Graph all the things

analyzing all the things you forgot to wonder about


interests: game theory, interactive visualizations

This is the game chopsticks, played according to one of my friend's rules, where each possible state is a vertex and each legal move is an edge (try clicking a node!):

I programmed the game and derived the data to make this visualization, including the layout. Each state is a_1, a_2 vs. b_1, b_2 where a_1, a_2 are the number of fingers on the current player's hands, and b_1, b_2 are the number of fingers on the opponent player's hands. The rules my friend goes by are as follows:

  • Each player starts with 1 finger on each of their 2 hands.
  • On each turn, you choose one of your hands to tap one of your opponent's hands. This will change the number of fingers on your hand. If yours has a and theirs has b, yours now has a + b mod 5. That is, add the two together, but 5 spills over to become 0, 6 spills over to become 1, and so forth. (Actually, my friend uses 10 instead of 5, but that game had too many states to make a pretty graph out of.) (I find this rule the most confusing, since I had always played the game where you cause your opponent "damage" rather than gaining "points" for yourself.)
  • You cannot tap or be tapped by a hand with 0 fingers.
  • You lose if you have no legal moves; this happens when your opponent has 0 on both hands.

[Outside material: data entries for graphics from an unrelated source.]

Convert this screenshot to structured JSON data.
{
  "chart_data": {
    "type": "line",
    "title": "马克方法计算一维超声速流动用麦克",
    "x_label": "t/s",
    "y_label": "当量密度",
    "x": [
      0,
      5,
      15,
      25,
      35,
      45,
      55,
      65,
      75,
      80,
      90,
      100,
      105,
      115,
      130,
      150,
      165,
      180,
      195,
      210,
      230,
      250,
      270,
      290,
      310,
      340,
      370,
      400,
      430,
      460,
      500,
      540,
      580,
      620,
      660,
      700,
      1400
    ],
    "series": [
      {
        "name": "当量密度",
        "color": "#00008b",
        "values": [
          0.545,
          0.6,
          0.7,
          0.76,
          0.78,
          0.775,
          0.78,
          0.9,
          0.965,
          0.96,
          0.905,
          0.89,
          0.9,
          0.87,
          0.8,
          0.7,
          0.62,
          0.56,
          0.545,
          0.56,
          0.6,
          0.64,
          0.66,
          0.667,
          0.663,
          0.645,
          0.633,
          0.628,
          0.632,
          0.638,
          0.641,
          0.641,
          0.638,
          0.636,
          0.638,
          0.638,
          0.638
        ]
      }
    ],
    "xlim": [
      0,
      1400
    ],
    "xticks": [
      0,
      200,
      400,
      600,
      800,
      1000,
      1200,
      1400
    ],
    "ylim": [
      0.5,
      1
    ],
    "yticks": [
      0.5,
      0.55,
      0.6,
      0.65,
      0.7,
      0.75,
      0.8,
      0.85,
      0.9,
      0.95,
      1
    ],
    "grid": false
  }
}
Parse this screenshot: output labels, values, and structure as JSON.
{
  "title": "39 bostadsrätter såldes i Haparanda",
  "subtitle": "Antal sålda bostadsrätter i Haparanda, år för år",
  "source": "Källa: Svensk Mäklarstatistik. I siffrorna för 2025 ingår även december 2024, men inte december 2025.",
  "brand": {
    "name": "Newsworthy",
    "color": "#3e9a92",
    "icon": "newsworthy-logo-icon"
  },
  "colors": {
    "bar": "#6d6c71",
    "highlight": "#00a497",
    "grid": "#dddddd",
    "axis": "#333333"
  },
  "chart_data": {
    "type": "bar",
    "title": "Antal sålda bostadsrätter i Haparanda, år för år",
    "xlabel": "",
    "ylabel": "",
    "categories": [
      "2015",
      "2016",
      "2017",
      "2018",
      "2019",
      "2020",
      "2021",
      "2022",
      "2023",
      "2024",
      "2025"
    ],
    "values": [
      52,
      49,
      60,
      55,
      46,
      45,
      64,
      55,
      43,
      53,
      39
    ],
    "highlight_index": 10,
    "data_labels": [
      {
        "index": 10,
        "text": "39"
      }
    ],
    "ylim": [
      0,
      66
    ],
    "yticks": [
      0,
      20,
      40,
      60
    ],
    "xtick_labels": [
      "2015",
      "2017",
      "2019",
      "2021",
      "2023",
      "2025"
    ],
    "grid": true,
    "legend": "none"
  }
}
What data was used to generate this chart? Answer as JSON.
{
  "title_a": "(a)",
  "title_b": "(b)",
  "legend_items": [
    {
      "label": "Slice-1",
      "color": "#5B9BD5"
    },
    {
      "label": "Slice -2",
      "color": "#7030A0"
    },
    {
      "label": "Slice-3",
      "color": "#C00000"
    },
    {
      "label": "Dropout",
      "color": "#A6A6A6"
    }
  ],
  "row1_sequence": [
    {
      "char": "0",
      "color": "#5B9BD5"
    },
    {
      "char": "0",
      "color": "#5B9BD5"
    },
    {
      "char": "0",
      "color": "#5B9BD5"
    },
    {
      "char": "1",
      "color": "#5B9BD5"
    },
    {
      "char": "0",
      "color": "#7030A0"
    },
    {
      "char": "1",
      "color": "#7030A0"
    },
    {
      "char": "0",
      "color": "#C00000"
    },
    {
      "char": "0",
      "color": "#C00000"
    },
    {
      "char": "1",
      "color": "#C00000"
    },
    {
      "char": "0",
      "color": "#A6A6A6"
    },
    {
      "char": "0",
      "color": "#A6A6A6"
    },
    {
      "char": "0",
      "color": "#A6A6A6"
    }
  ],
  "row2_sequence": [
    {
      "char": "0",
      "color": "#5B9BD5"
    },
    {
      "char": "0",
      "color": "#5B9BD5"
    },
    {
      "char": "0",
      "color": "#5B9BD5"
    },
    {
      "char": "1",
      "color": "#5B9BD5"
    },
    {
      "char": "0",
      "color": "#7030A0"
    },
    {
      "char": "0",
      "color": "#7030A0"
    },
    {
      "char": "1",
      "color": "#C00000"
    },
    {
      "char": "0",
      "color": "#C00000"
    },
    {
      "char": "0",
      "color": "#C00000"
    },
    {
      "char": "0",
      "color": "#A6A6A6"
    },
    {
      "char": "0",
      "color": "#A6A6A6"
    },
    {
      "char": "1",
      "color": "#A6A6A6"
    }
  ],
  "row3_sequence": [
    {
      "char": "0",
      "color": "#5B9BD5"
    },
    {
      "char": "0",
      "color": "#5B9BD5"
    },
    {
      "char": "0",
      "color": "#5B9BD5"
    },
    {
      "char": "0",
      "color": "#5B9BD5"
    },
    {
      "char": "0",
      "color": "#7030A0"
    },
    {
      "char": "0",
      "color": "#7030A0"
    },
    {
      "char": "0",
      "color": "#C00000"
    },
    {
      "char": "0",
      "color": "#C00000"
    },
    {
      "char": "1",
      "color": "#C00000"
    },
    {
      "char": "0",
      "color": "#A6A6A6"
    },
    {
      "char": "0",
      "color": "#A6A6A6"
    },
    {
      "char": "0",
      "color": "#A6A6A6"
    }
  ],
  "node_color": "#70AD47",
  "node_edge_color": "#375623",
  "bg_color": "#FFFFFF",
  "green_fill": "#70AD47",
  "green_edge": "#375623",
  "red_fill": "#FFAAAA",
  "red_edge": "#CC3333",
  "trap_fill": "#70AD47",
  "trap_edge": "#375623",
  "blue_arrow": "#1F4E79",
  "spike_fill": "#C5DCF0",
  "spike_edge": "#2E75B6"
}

We know that the game's end states are the ones in which you have no legal moves; these are marked in red on the graph. A state is defined as "losing" if all legal moves leave the opponent in a "winning" state, and defined as "winning" if there exists a legal move that leaves the opponent in a "losing" state. Everything that isn't "winning" or "losing" is considered a "draw". In a "draw", an optimal player will only make moves that leave their opponent in another "draw" state. In this way, optimal play involves cycling around the "draw" states forever.

There isn't much of a general rule in this variant's strategy, which is why the graph looks so beautiful. What I find most interesting is the fact that the second player can give the opponent a win on the first move (state 1,2 vs 1,3), and otherwise that opponent can give him the exact same win on the following move.